Manhattan district attorney Cy Vance announced Friday he is not running for reelection, raising questions about who will be elected to take up the mantle of his office’s far-reaching criminal investigation into the former president and his company.
“I never imagined myself as District Attorney for decades like my predecessors,” Vance said in a memo announcing his decision not to run again.
“I never thought of this as my last job, even though it’s the best job and biggest honor I’ll ever have,” he added. “I said twelve years ago that change is fundamentally good and necessary for any institution.”
The formal news of Vance’s departure had been widely anticipated. The New Yorker reported Friday that Vance, who has served as Manhattan district attorney since 2010, had largely decided he would not run for reelection even before taking up Trump’s case.
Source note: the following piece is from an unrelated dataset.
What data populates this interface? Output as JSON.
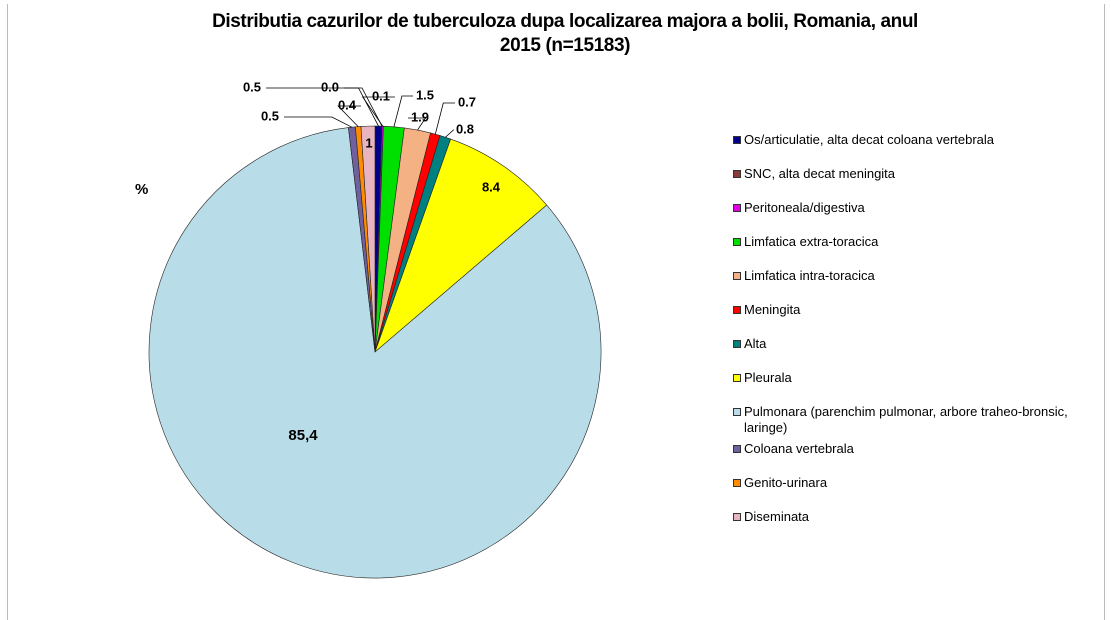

“This doesn’t mean the work stops,” Vance said of his forthcoming departure in the Friday memo.
“Over the next nine months we’ll work harder than ever to support New Yorkers and their communities, and to move justice forward in court cases large and small,” he said.
People familiar with the matter told CNN that Vance is likely to decide whether to charge a case or close the investigation into Trump by the end of the year. His term will end in December 2021.
Vance told the New Yorker he had decided to keep his intentions for departure quiet until after the Supreme Court ruled on Trump’s tax records, in part due to fear that some of the anti-Trump contenders for his job might alienate the conservative Justices.
The Manhattan district attorney’s office in February finally ended its roughly 18-month battle for access to Trump’s tax returns after the Supreme Court rejected a last-ditch effort by Trump to shield them. Vance’s office last month also recruited a top white-collar crime expert, Mark Pomerantz, to play a role in its investigations into Trump for potential crimes that could include, among others, tax and bank fraud.
There is a wide pool of candidates competing in an upcoming June Democratic primary that will likely be key in determining who will succeed Vance, including, among others, public defenders, former federal prosecutors, and even veterans of the district attorney’s office.
Anybody here know if this is good or bad news re: nailing Chump’s perfidious hide to the wall?
If I remember correctly, Vance was a key reason why Chump never got any real legal action taken against him for the last decade, and why he hadn’t a criminal record by the time he was running for Prez.
His office is looking into Bannon as well as Trump. I expected him not to run again. Especially with the addition of Mark Pomerantz, I suspect the office will do just fine, now and after the election of Vance’s successor.
I’m going to go with “unalloyed GOOD news.”
Might he seek the guv job?
Inasmuch as New York State seems to be developing something of a tradition of despicable, indictable, dirt-bag governors, (who happen to be Democrats), why not?
(I mean, some state has to be willing to step up and give Illinois some stinking competition… they’ve just been walking away with it for some years now.)